5) As best as I could tell from my read-the-New-York-Times-at-the-library-and-watch-Peter-Jennings-on-the-news-and-the-McLaughlin-Group-on-Fridays environment growing up in Spokane, Washington, most of those who entertained us and spoke to us with authority through the major media organs of the 1980s aspired to non-specificity, a kind of cosmopolitan condescension. Dave, on the other hand, or at least as he appeared to me in the mid- to late-1980s, was definitely, resolutely a creature of New York City, taking the camera to Grand Central Station and Central Park and seeming very much a part of a distant, mysterious, cool world, one that I was sure, at that age, that I wanted to be a part of. (One of the Top Ten lists from back then, involving cheap entertainment in New York City, included the suggestion "Throw rocks at Chrysler building and wait for old man Chrysler to come out and chase you away"--which was so farcically nuts that it has stayed with me and still sometimes cracks me up decades later.) So, given all this, why wouldn't the Avengers want to visit with David Letterman? I mean, they're all New Yorkers, right? (Though I think this issue was probably my introduction to Dave, since I think I didn't start actually watching the show until 1984 or so.)

6) I forgot to mention: I didn't just read the New York Times at the library and watch all those news and commentary shows--I also never missed 60 Minutes. Which meant the fact that those reporters could get in on Dave's jokes was just geeky delight to me.



7) Let's not forget, though: he was actually very good at the primary job talk show hosts have: setting up his celebrity guests so they can tell their funny stories to maximum effect. ("YOU'RE BENDIN' THE SHAFTS!! STOP BENDIN' THE SHAFTS!!")

8) He was also endless grateful to those who made his career possible, and the heroes of comedy who had come before him.
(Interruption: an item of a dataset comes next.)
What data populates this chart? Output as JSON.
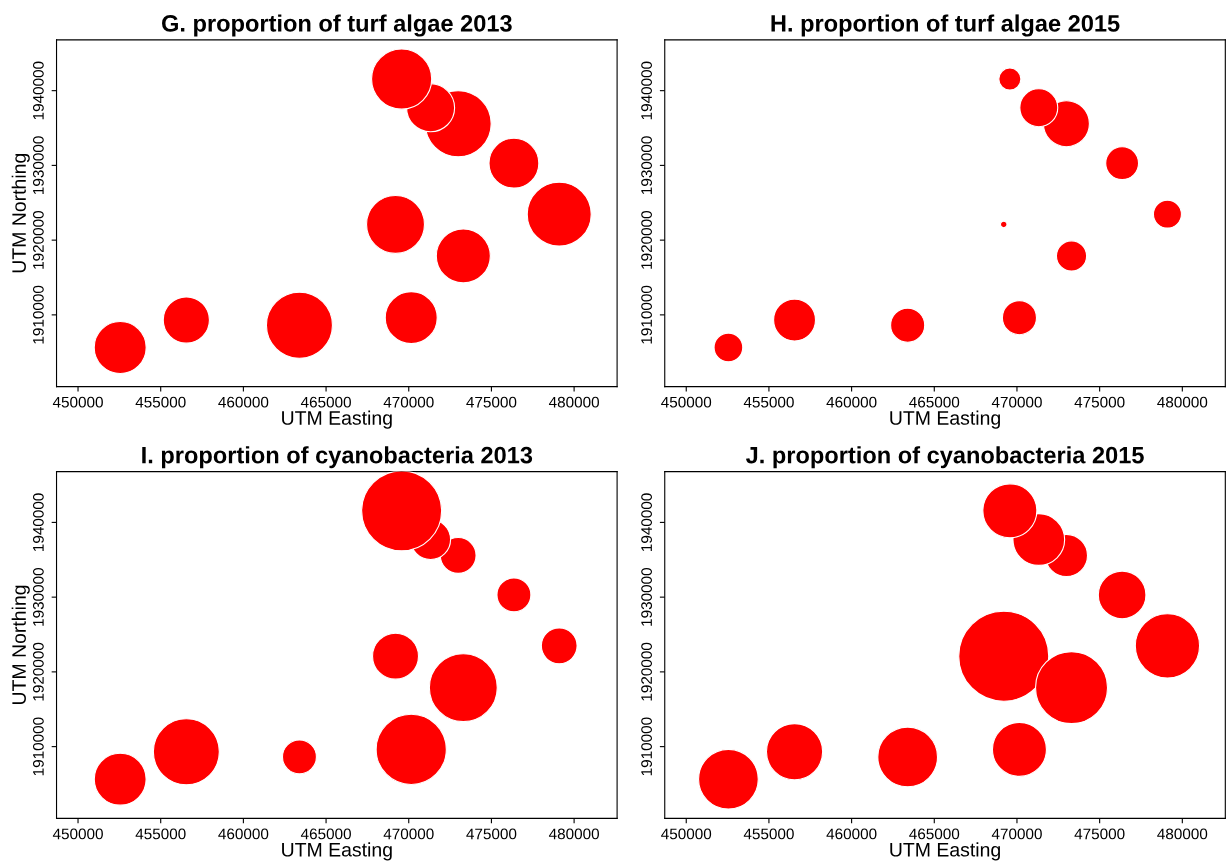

His honoring of Johnny Carson bordered on hagiography at times...but it was deserved.

9) And as for making horrible (or at least unrehearsed and lame) material presented on bad nights pretty ridiculously hilarious nonetheless, the man was shameless master.



10) And...I can't think of anything else. Which means, I suppose, that the whole Top Ten format was a silly idea, don't you think? But Dave and his writers, of course, already knew that:

Top 10 Reasons to Discontinue the Top 10 Lists

10. Snide remarks overheard on elevator
9. Pressure from the big money boys
8. Movie deal not materializing
7. Provides grist for Soviet propaganda mill
6. Affiliates near mutiny
5. Pits brother against brother
4. Looks shabby next to "Soup of the Day"
3. Moving plea from Council of Bishops
2. Complaints of drowsiness
1. Angry letter from Lou Rawls


So thanks, Dave. I haven't regularly watched you in years, but you had me from the mid-80s until the early 90s, and that was more than enough.